Petit Paysan commence par une scène onirique, qui mélange habilement le cocasse et l’angoisse, et semble un écho à celle qui ouvrait le fantastique Exercice de l’Etat de Pierre Schoeller : une entrée insolite, par un angle d’attaque clivé, qui annonce avec force qu’on va chercher à éviter les travers coutumiers du cinéma français. Si le film de Schoeller transcendait le regard documentaire sur les arcanes du pouvoir, celui d’Hubert Charuel ne se cantonnera pas au regard socio-rural. De ce genre, on gardera tout de même certaines qualités : le jeu des comédiens, impeccable, (Swann Arlaud en tête) la précision et le temps pris pour évoquer le quotidien réglé au cordeau d’un milieu bien plus technique qu’il n’y parait, et, en sourdine, les préoccupations d’une profession en difficulté.
Mais l’écriture est asservie dès le départ à une ambition bien ciblée, celle de générer un thriller. Si Petit Paysan est une réussite, c’est probablement parce qu’il ne quitte jamais véritablement cette idée directrice, et parvient à recentrer tous ses filaments en un câble tendu à l’extrême.

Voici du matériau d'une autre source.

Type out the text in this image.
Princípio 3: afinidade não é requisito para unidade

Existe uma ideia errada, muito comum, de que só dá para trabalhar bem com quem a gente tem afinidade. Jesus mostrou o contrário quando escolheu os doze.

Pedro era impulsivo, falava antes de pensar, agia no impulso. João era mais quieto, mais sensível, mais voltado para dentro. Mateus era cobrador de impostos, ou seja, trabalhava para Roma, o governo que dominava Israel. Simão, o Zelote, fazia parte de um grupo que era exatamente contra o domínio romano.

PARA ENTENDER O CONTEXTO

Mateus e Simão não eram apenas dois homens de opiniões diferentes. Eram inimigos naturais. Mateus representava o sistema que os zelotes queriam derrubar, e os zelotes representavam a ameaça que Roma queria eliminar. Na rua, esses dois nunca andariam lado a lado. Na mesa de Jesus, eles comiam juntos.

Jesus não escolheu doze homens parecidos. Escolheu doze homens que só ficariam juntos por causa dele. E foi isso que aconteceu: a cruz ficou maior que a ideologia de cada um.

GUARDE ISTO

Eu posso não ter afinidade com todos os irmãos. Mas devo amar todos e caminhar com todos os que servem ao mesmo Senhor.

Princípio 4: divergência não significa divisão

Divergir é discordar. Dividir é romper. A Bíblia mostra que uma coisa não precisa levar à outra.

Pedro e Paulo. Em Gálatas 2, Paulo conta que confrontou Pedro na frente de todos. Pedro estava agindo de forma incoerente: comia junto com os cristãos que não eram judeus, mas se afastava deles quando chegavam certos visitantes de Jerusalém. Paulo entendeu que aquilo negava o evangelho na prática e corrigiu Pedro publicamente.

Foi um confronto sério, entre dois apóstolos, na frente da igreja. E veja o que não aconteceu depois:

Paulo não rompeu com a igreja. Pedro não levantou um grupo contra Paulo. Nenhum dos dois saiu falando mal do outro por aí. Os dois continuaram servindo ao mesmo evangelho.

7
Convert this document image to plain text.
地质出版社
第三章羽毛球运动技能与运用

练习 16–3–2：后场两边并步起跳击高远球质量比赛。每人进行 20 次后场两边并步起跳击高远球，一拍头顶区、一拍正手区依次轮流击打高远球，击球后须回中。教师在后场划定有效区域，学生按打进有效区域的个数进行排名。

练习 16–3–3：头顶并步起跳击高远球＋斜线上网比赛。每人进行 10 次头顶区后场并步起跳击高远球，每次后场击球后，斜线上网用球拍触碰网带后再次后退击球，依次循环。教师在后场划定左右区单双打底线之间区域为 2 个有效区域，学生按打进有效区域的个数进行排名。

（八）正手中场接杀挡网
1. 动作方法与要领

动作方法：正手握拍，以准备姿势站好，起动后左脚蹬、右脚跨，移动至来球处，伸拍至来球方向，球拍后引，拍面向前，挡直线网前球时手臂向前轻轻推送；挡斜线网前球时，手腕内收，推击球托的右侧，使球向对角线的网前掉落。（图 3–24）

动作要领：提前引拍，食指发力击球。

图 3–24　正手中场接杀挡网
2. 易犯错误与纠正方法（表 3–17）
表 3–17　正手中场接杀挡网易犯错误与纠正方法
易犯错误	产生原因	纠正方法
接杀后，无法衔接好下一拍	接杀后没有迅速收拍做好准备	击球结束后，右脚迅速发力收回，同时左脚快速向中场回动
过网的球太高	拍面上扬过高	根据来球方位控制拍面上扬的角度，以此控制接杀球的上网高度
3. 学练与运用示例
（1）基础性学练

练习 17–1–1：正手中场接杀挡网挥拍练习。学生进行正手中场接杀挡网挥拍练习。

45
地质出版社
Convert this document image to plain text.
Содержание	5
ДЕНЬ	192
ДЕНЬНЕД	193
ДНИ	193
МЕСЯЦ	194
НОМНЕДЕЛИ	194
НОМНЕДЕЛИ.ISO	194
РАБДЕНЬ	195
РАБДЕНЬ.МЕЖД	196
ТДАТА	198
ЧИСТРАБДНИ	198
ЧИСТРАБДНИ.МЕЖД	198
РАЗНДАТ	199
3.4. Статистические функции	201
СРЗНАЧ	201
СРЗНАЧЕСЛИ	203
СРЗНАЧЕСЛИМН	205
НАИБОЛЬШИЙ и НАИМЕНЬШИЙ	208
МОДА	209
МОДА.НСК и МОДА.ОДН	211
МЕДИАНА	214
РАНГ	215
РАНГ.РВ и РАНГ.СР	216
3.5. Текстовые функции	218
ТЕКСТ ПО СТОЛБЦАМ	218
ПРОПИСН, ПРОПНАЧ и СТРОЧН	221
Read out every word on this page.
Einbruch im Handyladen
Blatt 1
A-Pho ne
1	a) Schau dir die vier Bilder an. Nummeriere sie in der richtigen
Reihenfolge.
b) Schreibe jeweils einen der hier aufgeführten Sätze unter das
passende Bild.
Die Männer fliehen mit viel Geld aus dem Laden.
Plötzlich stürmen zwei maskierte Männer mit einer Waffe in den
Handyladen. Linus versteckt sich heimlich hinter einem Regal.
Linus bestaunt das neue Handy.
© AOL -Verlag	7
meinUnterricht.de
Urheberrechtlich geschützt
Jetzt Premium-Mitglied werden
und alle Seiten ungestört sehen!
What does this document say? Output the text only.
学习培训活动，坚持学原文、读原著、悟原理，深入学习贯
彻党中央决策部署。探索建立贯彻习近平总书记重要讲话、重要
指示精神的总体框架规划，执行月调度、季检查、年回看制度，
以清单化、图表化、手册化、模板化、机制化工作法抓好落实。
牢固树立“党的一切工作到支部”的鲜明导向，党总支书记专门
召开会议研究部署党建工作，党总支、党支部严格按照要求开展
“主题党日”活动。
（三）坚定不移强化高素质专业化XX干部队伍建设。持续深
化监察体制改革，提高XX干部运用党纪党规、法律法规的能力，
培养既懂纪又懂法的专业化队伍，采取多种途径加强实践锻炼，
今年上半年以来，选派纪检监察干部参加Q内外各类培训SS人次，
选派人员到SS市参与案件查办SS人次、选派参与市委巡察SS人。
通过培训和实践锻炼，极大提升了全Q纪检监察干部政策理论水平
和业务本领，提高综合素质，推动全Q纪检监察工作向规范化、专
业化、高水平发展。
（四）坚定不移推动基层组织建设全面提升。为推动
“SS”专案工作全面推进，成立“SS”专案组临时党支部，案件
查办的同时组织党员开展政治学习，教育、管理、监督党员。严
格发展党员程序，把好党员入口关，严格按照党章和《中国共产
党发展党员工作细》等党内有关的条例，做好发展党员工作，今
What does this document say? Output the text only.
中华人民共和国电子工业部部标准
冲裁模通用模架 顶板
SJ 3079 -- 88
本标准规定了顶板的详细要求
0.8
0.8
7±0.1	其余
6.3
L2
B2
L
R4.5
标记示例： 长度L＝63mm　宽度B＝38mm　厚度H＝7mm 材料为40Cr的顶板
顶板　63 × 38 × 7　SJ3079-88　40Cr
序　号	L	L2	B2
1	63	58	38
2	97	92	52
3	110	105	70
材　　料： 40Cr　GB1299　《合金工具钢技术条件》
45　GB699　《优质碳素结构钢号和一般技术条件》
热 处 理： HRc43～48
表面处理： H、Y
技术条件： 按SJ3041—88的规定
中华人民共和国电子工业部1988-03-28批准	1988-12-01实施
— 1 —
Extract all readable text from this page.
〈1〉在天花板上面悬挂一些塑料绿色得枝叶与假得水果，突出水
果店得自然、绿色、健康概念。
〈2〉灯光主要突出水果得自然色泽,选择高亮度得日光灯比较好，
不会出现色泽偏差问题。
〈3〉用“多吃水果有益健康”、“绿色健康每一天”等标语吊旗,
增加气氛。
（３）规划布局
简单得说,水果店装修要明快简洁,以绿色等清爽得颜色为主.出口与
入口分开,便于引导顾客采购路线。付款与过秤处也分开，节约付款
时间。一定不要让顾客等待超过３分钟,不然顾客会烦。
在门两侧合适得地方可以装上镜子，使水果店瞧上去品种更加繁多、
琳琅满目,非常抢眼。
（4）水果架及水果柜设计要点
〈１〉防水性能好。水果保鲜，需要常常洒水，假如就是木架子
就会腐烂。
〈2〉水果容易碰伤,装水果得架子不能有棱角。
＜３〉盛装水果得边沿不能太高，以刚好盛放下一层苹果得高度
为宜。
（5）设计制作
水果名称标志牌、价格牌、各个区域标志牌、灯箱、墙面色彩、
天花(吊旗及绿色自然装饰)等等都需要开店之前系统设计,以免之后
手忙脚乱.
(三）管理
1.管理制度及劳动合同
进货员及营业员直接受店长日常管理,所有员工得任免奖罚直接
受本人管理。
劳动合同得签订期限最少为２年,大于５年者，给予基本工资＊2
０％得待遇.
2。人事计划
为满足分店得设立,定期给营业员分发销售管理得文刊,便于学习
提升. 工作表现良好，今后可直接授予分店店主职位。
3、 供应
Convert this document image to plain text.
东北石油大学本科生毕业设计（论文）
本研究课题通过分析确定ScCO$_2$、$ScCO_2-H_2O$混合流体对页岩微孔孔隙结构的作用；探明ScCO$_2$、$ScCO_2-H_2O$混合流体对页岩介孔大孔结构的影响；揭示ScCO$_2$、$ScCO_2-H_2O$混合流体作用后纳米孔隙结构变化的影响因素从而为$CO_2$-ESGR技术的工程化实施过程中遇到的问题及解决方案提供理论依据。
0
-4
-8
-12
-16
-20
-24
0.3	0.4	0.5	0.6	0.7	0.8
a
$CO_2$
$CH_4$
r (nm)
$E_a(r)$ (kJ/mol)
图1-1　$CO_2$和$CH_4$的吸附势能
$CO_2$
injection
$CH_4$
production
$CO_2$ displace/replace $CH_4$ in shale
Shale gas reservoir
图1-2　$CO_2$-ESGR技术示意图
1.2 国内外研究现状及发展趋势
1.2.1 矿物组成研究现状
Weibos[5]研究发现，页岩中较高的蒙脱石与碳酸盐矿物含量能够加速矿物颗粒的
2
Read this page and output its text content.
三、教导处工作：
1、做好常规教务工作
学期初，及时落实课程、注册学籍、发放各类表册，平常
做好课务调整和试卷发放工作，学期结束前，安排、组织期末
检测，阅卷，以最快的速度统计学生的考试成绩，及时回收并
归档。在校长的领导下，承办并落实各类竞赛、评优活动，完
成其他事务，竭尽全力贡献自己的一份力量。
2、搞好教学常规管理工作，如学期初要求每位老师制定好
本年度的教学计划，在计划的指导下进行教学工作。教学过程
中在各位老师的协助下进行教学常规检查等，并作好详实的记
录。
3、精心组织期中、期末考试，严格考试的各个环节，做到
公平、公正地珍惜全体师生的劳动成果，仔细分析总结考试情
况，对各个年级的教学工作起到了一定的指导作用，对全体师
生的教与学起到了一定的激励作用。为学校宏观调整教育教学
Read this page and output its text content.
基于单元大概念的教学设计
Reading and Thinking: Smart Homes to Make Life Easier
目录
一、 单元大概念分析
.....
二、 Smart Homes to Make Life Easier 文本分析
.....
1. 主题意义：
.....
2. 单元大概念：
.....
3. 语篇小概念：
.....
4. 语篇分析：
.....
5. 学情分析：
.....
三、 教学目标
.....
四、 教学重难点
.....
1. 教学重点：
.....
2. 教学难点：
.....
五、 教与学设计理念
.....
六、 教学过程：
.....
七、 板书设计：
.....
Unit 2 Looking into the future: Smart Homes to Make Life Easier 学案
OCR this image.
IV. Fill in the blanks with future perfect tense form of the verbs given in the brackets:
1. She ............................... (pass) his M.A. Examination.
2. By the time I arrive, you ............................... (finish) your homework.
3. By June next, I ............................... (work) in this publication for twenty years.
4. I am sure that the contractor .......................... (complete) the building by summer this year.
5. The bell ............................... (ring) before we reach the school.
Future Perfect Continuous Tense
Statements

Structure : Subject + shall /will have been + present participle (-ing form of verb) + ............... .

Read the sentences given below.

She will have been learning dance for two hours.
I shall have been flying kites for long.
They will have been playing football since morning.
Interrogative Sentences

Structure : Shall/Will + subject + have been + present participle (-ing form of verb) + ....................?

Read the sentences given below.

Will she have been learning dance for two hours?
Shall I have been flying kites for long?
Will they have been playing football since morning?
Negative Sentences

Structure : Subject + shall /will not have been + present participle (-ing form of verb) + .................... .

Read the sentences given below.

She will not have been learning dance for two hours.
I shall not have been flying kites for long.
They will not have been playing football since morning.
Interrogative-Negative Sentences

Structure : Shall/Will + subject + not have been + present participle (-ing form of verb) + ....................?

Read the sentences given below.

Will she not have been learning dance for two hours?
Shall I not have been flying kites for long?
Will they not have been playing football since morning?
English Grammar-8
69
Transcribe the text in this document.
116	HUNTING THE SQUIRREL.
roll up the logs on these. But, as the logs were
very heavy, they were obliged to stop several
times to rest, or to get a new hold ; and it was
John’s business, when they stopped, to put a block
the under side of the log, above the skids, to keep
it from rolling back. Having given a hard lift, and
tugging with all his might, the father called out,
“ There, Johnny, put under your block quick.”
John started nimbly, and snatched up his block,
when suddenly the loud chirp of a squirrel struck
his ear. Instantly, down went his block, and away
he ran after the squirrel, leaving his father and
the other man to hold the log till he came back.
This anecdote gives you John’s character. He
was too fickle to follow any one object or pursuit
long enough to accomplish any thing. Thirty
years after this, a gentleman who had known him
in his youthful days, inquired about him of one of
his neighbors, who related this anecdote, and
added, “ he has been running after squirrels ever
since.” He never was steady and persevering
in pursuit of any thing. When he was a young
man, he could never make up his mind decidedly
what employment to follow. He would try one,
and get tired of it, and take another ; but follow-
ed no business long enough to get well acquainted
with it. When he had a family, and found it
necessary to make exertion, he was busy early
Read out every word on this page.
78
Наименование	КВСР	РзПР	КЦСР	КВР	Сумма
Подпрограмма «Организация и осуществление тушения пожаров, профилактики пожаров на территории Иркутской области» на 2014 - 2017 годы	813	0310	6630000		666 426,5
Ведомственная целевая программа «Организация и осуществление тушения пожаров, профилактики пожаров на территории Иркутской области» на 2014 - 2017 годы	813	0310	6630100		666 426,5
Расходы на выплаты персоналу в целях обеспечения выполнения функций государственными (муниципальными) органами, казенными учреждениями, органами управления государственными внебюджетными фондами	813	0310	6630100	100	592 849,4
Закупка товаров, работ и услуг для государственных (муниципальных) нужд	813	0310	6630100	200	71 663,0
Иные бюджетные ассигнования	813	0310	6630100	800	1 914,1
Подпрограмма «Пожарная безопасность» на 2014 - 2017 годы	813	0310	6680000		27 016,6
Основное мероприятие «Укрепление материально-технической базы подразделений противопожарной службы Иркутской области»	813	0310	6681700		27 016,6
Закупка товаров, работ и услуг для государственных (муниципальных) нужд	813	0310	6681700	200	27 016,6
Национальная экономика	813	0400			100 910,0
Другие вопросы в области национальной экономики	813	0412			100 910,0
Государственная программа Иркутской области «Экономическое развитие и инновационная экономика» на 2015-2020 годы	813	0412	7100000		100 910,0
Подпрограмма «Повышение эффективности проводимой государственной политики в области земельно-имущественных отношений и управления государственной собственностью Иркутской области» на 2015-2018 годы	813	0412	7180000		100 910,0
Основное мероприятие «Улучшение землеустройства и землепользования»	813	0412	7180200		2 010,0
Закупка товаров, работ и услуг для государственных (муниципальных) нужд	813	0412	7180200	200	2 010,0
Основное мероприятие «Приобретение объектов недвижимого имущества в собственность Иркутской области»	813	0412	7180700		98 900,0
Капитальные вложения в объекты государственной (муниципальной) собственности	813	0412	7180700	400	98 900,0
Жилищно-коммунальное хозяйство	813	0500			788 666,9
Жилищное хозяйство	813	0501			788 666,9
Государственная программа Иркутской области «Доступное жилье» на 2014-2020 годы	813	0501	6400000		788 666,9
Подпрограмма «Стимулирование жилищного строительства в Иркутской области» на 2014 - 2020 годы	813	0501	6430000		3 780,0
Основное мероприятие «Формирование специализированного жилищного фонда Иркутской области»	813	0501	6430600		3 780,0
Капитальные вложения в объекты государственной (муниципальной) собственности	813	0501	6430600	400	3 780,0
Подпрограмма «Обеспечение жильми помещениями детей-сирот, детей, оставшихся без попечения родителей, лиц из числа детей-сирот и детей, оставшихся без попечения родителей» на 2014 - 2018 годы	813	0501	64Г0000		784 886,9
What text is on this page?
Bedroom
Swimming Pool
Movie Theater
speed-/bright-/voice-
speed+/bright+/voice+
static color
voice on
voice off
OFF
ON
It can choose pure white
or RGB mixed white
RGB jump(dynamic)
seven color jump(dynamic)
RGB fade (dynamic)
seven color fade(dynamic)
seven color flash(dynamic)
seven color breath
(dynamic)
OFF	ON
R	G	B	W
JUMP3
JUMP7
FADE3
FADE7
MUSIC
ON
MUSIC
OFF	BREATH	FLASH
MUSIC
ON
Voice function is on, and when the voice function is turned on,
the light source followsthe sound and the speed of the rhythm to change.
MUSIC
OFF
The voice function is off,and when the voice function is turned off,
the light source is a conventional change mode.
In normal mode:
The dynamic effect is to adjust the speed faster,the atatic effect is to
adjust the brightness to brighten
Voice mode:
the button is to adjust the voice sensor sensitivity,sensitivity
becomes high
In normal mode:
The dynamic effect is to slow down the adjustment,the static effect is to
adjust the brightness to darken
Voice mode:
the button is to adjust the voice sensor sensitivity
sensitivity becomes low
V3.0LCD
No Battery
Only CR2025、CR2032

Il en va ainsi de toutes les relations tissées par le personnage : Pierre est un solitaire, qui ne semble épanoui qu’au contact de ses bêtes (ainsi de sa relation paternelle au jeune veau qui nait). La majorité de son entourage est une contrainte à son quotidien, rythmé par une série de réveils à la cadence sans faille : une mère envahissante, une prétendante insistante, des amis limités, un voisin importun… Mais la finesse de l’écriture aura permis à chacun d’exister et d’avoir exprimé sa vérité (de beaux échanges, avec le vieil homme inquiet pour son bétail, ou la boulangère maladroite, permettant au passage de souligner aussi l’aspect asocial du protagoniste. Son rapport au web, et à la chaine Youtube d’un lointain collègue en dit long sur son ouverture au monde : un grain de sable dans l’engrenage, et toute la fragilité de sa place sera mise au jour. Le personnage de la sœur (Sara Giraudeau) concentre toute cette ambivalence : indispensable, complice, rigoureuse, elle est aussi celle qui exige qu’on sorte d’une spirale et qu’on devienne raisonnable, au risque de lui faire violence.
Sur l’aspect technique, chaque élément permet accroître la tension : le bruit régulier des trayeuses électriques, par exemple, fonctionne comme une bande originale imparable d’un étau qui se referme autour du paysan, tandis que les normes drastiques de traçabilité inscrivent ses tentatives de fraude dans un univers presque carcéral.
A mesure que le cadrage l’enferme, Pierre oppose au désespoir des actes à la violence croissante, auxquels le spectateur se voit presque contraint d’adhérer. Le thriller prend le pas avec une efficacité rare, dans une dynamique de non-retour qui ne cesse de rendre plus palpable l’inéluctable évidence.
De ce fait, la brusque neurasthénie qui fait office de dénouement peut sembler déconcertante, mais prend au contraire tout son sens : parce que la surenchère n’était pas souhaitable, et que le processus d’identification au personnage est d’autant plus efficace qu’on le sait acculé au renoncement. Le réveil ne sonne plus, le troupeau est abattu. L’injustice n’est pas tant celle du système que celle, beaucoup plus émouvante, d’un destin tragique.
Le thriller aura donc puisé toute sa force dans son contexte : car les gesticulations vaines d’un homme sont rendues d’autant plus fortes qu’elles se consacrent à la placidité puissante d’une bête. Mutique et massive, inaccessible et, malgré tout, terriblement dépendante de lui.